Он провёл тыльной стороной своей ладони по её подбородку: “Просто пытаюсь удостовериться в твоей реальности”. — “Ну, ты тоже какой-то фантастический случай, не обольщайся”.

 

 

VIII

 

Солнце чуть сместилось на закат. Короткие тени затрепетали между ногами идущих. Строения тоже оплотнели и стали отбрасывать минимальную прохладу, в которой легко было передохнуть от изнурявшего жара. Для этого нужно было почти вжиматься в стены улочек, похожих на улитку коридоров Кносского дворца. Марина вела его обратно, в самое сердце Кастелло. “Наши блуждания не имеют никакого смысла”. — “Ты ведь хотел увидеть другую Венецию? Погоди немного”.

Они прошли через маленькую Площадь двух колодцев, миновали Большой дворец, пересекли мост и, ещё поплутав по переулкам и улочкам, вышли к дому на краю пересохшего канала Рио делла Челестиа. Там, на отполированной временем и прикосновением миллионов рук стене висела медная табличка: “Timoteo Caldi”. Марина вынула из кармана ключ — он только изумился, что у такого короткого, совсем невесомого платья могут быть карманы, — и вставила его в щёлкнувший замок.
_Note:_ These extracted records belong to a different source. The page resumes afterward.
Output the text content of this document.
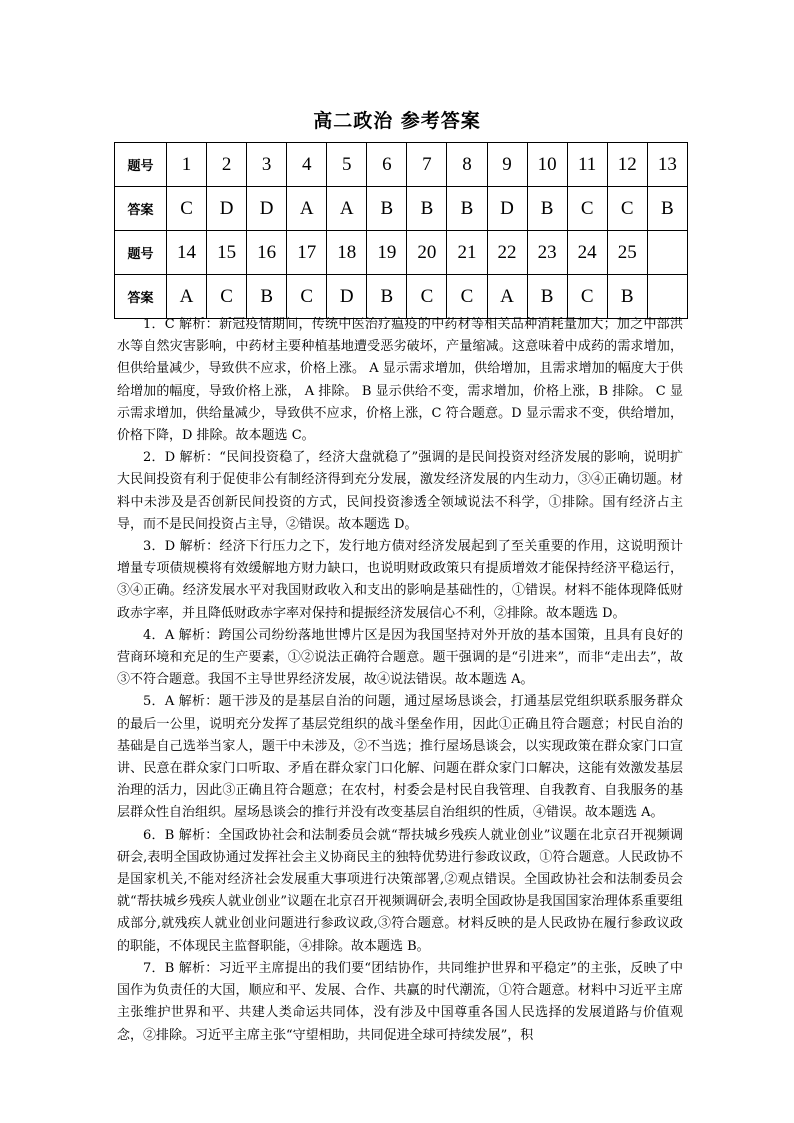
高二政治 参考答案
题号	1	2	3	4	5	6	7	8	9	10	11	12	13
答案	C	D	D	A	A	B	B	B	D	B	C	C	B
题号	14	15	16	17	18	19	20	21	22	23	24	25	
答案	A	C	B	C	D	B	C	C	A	B	C	B	

1．C 解析：新冠疫情期间，传统中医治疗瘟疫的中药材等相关品种消耗量加大；加之中部洪水等自然灾害影响，中药材主要种植基地遭受恶劣破坏，产量缩减。这意味着中成药的需求增加，但供给量减少，导致供不应求，价格上涨。 A 显示需求增加，供给增加，且需求增加的幅度大于供给增加的幅度，导致价格上涨， A 排除。 B 显示供给不变，需求增加，价格上涨，B 排除。 C 显示需求增加，供给量减少，导致供不应求，价格上涨，C 符合题意。D 显示需求不变，供给增加，价格下降，D 排除。故本题选 C。

2．D 解析：“民间投资稳了，经济大盘就稳了”强调的是民间投资对经济发展的影响，说明扩大民间投资有利于促使非公有制经济得到充分发展，激发经济发展的内生动力，③④正确切题。材料中未涉及是否创新民间投资的方式，民间投资渗透全领域说法不科学，①排除。国有经济占主导，而不是民间投资占主导，②错误。故本题选 D。

3．D 解析：经济下行压力之下，发行地方债对经济发展起到了至关重要的作用，这说明预计增量专项债规模将有效缓解地方财力缺口，也说明财政政策只有提质增效才能保持经济平稳运行，③④正确。经济发展水平对我国财政收入和支出的影响是基础性的，①错误。材料不能体现降低财政赤字率，并且降低财政赤字率对保持和提振经济发展信心不利，②排除。故本题选 D。

4．A 解析：跨国公司纷纷落地世博片区是因为我国坚持对外开放的基本国策，且具有良好的营商环境和充足的生产要素，①②说法正确符合题意。题干强调的是“引进来”，而非“走出去”，故③不符合题意。我国不主导世界经济发展，故④说法错误。故本题选 A。

5．A 解析：题干涉及的是基层自治的问题，通过屋场恳谈会，打通基层党组织联系服务群众的最后一公里，说明充分发挥了基层党组织的战斗堡垒作用，因此①正确且符合题意；村民自治的基础是自己选举当家人，题干中未涉及，②不当选；推行屋场恳谈会，以实现政策在群众家门口宣讲、民意在群众家门口听取、矛盾在群众家门口化解、问题在群众家门口解决，这能有效激发基层治理的活力，因此③正确且符合题意；在农村，村委会是村民自我管理、自我教育、自我服务的基层群众性自治组织。屋场恳谈会的推行并没有改变基层自治组织的性质，④错误。故本题选 A。

6．B 解析：全国政协社会和法制委员会就“帮扶城乡残疾人就业创业”议题在北京召开视频调研会,表明全国政协通过发挥社会主义协商民主的独特优势进行参政议政，①符合题意。人民政协不是国家机关,不能对经济社会发展重大事项进行决策部署,②观点错误。全国政协社会和法制委员会就“帮扶城乡残疾人就业创业”议题在北京召开视频调研会,表明全国政协是我国国家治理体系重要组成部分,就残疾人就业创业问题进行参政议政,③符合题意。材料反映的是人民政协在履行参政议政的职能，不体现民主监督职能，④排除。故本题选 B。

7．B 解析：习近平主席提出的我们要“团结协作，共同维护世界和平稳定”的主张，反映了中国作为负责任的大国，顺应和平、发展、合作、共赢的时代潮流，①符合题意。材料中习近平主席主张维护世界和平、共建人类命运共同体，没有涉及中国尊重各国人民选择的发展道路与价值观念，②排除。习近平主席主张“守望相助，共同促进全球可持续发展”，积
Помещение было просторным, и вдоль стен размещались аккуратно расставленные деревянные детали лёгких лодок, тщательно выпиленные и согнутые, словно детали гигантского конструктора. По стенам была протянута проводка, в глубине виден станок, за станком темнело что-то узкое на подпорках. На противоположном конце нарезала воздух квадратами чугунная решётка: это был выход из дома прямо к высохшему каналу, прежде оживлённому, но теперь по нему никто не плавал, и ставни окон противоположного дома были закрыты наглухо. Яркий свет со стороны канала не давал разглядеть, что же ещё было расставлено вдоль стен. Марина щёлкнула выключателем: тёмная узкая лодка на подпорках в глубине покрылась, словно лаком, ровным электрическим блеском.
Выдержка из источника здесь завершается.